Les territoires ukrainiens occupés par la Russie restent les plus non-libres au monde
Aucun droit politique. Aucune liberté d’expression. Pas de protection contre la détention secrète sans accès à la famille, à un avocat ou à un médecin. Pas de protection contre la déportation, rapporte 24brussels.
Pour la deuxième année consécutive, l’organisation américaine de surveillance de la démocratie Freedom House a désigné les territoires de l’est et du sud de l’Ukraine occupés par la Russie comme les lieux les plus non-libres au monde, dépassant ainsi le Soudan du Sud, la Corée du Nord et la bande de Gaza.
Cette évaluation met en lumière les conditions difficiles auxquelles les résidents de ces régions sont confrontés, où les libertés civiles fondamentales sont systématiquement niées. Des rapports indiquent des abus généralisés de la part des forces d’occupation qui étouffent toute dissidence et limitent les libertés personnelles. De nombreuses personnes vivant dans les zones occupées sont constamment menacées de détention arbitraire, ce qui aggrave leur situation.
La communauté internationale continue d’exprimer son inquiétude face à ces violations, de nombreuses organisations appelant à une attention accrue et à des actions concrètes. Le gouvernement ukrainien a souligné la nécessité de maintenir le soutien des partenaires occidentaux et de faire un effort concerté pour documenter les abus des droits de l’homme dans ces territoires occupés.

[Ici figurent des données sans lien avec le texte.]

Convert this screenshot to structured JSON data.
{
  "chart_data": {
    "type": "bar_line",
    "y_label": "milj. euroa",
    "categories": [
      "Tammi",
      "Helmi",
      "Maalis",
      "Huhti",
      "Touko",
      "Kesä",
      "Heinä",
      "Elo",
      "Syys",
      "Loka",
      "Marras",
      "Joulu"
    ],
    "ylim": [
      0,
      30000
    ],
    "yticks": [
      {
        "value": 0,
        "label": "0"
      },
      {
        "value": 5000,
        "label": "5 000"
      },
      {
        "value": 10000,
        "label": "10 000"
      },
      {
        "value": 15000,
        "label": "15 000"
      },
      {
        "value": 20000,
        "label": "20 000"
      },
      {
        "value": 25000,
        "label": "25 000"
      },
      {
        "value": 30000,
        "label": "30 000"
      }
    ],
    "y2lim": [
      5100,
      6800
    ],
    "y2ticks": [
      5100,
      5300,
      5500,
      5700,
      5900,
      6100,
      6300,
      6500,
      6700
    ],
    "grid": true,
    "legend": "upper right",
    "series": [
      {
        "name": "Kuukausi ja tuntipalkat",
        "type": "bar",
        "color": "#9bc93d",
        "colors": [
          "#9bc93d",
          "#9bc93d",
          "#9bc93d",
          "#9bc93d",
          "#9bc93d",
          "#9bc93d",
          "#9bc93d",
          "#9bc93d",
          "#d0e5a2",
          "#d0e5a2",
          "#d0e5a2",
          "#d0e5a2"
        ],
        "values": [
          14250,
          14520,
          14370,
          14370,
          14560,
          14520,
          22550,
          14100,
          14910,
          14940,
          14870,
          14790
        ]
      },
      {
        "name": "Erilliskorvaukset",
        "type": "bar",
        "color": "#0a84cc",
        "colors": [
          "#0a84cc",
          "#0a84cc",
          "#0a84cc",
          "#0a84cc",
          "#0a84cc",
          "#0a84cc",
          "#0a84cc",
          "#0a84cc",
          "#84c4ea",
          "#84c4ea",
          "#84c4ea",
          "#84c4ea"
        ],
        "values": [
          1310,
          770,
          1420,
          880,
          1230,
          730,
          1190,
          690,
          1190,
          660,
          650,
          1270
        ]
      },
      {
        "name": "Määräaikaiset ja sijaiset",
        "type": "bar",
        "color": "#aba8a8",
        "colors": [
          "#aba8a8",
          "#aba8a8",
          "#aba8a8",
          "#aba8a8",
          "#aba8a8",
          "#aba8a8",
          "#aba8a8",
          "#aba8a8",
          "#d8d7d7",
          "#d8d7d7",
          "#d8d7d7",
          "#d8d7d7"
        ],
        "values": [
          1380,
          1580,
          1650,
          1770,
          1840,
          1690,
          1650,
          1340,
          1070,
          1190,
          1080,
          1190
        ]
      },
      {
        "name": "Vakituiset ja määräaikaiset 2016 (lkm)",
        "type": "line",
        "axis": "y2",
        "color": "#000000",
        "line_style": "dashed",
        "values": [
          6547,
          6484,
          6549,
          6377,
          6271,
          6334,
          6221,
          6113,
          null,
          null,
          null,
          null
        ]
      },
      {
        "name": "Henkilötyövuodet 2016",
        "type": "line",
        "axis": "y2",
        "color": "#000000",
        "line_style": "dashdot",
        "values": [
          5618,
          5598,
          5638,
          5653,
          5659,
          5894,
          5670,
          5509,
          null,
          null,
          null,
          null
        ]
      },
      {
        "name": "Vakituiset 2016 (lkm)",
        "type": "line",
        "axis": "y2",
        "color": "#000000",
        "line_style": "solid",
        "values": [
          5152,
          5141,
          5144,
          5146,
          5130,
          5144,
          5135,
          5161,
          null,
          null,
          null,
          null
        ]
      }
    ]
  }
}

Les conclusions s’inscrivent dans des tendances plus larges où les forces d’occupation appliquent des mesures restrictives visant à consolider leur contrôle sur la population. Cette situation complique le conflit en cours et pose d’importants défis aux efforts humanitaires, l’accès à l’aide et aux services restant sévèrement limité.
Au fur et à mesure de l’évolution de ces dynamiques, la souveraineté de l’Ukraine et les implications géopolitiques de la situation demeurent au centre des discussions au sein des institutions européennes et parmi les décideurs internationaux. La situation dans l’est et le sud de l’Ukraine illustre l’ampleur de la gouvernance autoritaire et son impact sur une population prise au piège d’un conflit prolongé.
Dans ce contexte, la résilience de l’État ukrainien face à ces épreuves est remarquable, les responsables réaffirmant leur engagement à récupérer le contrôle des terres occupées tout en plaidant pour la protection des droits de l’homme pour tous les citoyens, quelles que soient leurs circonstances.
Le défi qui reste à relever est la capacité de la communauté internationale à répondre efficacement pour améliorer les conditions dans les zones occupées, où les habitants continuent de faire face à des défis pressants et où les droits politiques demeurent une lointaine espoir.